FTIR spectra of cilostazol/HPMC. From top to bottom: SD (1:4), SD (1:1), SD (4:1), pure hypromellose and pure CIL

Therefore, based on the glass transition temperatures of ex situ samples, it can be deduced that the three polymers (PVP, copovidone and HPMC) are miscible with CIL. However, as per FTIR analysis, SDs with povidone and copovidone are interacting better with the CIL as compared to HPMC, which will be important from the physical stability point of view.
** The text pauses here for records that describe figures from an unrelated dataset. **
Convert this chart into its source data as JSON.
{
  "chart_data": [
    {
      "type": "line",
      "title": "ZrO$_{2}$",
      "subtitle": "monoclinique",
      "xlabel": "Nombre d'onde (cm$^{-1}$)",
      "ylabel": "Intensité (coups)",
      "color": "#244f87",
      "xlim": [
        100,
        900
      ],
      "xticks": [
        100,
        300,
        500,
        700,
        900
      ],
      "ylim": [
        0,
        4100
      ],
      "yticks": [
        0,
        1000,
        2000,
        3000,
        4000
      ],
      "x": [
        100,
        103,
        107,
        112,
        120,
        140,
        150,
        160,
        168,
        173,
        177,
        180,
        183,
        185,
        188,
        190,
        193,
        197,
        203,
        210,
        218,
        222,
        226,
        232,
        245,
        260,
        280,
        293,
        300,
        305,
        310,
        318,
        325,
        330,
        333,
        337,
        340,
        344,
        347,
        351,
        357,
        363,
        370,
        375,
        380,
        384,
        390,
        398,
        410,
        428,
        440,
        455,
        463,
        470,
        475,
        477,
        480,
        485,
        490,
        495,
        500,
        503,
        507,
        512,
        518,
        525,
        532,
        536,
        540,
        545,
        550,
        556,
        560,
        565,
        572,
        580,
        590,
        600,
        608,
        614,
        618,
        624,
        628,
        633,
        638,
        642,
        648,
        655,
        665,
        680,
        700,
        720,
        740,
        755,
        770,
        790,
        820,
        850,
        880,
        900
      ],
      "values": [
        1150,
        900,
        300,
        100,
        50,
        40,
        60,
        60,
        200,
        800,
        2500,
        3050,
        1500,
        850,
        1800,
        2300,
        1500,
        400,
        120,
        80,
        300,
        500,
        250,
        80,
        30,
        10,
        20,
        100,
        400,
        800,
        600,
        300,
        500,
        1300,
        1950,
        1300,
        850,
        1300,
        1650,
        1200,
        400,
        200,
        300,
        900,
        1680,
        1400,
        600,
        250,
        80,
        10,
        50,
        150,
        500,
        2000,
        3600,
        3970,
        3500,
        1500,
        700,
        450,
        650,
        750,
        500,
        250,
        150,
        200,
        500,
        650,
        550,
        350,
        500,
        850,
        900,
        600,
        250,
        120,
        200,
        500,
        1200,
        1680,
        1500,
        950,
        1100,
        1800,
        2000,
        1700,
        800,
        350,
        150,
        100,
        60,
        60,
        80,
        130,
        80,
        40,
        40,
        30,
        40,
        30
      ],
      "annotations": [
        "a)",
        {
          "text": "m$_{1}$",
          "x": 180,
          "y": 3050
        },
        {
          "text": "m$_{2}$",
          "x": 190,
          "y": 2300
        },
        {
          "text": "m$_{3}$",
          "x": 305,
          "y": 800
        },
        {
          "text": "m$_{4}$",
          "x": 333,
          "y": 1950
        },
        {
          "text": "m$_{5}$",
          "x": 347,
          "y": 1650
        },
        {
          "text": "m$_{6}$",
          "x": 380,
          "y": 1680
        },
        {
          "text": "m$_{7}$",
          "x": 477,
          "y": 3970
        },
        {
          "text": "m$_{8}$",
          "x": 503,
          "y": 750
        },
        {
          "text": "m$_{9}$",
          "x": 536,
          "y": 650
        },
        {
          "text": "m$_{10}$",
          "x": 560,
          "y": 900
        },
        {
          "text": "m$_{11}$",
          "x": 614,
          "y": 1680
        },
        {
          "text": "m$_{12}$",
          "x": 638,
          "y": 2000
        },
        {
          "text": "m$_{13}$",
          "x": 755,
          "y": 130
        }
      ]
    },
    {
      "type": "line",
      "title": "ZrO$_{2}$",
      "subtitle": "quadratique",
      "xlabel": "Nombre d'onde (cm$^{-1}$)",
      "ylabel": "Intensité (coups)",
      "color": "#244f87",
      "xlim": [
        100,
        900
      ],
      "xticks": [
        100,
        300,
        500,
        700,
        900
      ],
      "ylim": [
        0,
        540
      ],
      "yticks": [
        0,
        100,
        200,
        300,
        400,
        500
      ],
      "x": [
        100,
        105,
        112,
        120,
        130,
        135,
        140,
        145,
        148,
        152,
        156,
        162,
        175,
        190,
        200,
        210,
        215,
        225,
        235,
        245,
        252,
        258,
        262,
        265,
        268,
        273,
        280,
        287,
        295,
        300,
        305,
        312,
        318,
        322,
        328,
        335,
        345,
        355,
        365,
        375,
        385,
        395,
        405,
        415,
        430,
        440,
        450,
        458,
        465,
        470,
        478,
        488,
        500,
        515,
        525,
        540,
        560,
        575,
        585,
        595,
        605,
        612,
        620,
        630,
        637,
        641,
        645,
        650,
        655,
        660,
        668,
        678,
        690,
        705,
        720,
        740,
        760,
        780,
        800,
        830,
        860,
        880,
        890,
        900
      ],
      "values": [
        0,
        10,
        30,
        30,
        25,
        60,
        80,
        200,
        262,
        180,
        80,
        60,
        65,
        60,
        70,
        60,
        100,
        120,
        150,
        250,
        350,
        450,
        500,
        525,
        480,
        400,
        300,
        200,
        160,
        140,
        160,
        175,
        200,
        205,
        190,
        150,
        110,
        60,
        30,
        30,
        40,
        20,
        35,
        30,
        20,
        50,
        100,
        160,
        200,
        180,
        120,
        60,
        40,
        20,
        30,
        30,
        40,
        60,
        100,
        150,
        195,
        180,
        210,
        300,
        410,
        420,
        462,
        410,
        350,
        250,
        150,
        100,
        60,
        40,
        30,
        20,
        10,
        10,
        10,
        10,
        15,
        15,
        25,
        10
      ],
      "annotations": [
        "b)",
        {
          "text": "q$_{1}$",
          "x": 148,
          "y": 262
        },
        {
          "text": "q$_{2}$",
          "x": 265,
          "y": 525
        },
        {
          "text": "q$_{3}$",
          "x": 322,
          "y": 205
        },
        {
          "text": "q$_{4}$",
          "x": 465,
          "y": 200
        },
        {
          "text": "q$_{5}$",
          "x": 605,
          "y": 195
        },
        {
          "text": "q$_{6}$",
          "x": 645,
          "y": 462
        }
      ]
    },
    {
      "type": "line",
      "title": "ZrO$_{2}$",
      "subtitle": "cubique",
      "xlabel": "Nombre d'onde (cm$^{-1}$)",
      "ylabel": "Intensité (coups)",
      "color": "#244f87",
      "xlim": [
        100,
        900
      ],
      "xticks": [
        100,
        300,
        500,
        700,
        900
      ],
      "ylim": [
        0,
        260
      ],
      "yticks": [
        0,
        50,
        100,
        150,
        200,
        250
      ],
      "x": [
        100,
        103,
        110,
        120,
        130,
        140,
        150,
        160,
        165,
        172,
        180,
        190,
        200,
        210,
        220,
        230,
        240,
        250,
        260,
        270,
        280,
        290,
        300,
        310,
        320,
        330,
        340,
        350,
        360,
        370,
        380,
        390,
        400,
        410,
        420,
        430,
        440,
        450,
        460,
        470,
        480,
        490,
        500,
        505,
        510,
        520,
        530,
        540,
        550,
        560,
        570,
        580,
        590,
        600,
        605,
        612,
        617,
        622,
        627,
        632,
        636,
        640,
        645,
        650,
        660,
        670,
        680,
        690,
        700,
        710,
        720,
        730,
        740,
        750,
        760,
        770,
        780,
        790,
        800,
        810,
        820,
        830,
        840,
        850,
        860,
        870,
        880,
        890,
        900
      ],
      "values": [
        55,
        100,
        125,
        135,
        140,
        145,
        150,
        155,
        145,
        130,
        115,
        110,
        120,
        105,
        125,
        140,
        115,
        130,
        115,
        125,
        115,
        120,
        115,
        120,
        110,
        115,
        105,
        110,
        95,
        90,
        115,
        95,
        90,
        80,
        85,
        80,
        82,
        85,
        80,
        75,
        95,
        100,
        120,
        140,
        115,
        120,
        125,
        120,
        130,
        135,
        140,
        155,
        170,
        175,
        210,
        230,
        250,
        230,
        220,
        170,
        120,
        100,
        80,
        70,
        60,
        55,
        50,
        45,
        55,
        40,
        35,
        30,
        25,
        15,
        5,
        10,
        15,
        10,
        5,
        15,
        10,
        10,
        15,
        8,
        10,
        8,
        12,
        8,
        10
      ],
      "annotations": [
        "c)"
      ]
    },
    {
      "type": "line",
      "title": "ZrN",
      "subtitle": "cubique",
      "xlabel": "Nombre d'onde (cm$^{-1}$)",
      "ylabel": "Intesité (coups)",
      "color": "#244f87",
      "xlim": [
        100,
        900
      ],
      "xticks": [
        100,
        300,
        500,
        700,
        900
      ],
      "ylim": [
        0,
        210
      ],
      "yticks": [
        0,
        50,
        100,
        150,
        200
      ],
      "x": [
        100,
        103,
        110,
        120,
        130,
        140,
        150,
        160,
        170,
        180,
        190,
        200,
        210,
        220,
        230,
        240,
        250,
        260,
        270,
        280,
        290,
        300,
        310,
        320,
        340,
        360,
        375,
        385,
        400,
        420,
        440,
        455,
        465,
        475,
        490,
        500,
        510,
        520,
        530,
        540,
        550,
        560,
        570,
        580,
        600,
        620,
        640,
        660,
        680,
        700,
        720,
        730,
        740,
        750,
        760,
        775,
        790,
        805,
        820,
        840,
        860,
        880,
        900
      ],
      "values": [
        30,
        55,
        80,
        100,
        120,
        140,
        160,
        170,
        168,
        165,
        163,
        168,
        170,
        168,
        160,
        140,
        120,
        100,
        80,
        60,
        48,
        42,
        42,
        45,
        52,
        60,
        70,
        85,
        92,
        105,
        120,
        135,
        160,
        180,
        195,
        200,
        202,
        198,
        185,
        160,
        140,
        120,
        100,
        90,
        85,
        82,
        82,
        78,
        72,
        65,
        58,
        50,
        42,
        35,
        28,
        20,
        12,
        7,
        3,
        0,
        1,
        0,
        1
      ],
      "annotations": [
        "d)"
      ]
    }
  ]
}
Hence, these three polymers (still more preferably PVP and copovidone) are the leads to prepare the solid dispersions and should be evaluated further for physical stability of the solid dispersions and relevant studies from development perspective.

CONCLUSIONS

In the present investigation, a systematic approach was defined to design and prepare solid dispersion of a poorly water-soluble drug. CIL was selected as the model drug to develop this approach. The systematic approach was divided into four phases. In the first phase, CIL was assessed for its glass forming ability. Based on the glass transition temperature, heat capacity measurements and fragility index, CIL was assigned to be a poor glass former. In the second phase, screening of selected excipients was carried out based on difference in solubility parameters, and PVP, copovidone, HPMC and EPO were selected as having good theoretical miscibility with CIL. The selected excipients were evaluated in the third phase for glass transition temperatures (T_g) and miscibility studies according to Florey–Huggins interaction parameter. Out of the four excipients selected in the second phase, only three (except EPO) were used to prepare the solid dispersion by spray drying and were evaluated for T_g and any interactions using FTIR studies (fourth phase). The outcome of T_g’s of the spray-dried samples and their FTIR analysis found a good correlation with predictions of the third phase. And after going through phases 2 to 4, only povidone, copovidone and hypromellose were confirmed as polymer of choice of preparing the solid dispersion of CIL with a prediction of better physical solid-state stability on the basis of good miscibility between drug and carrier.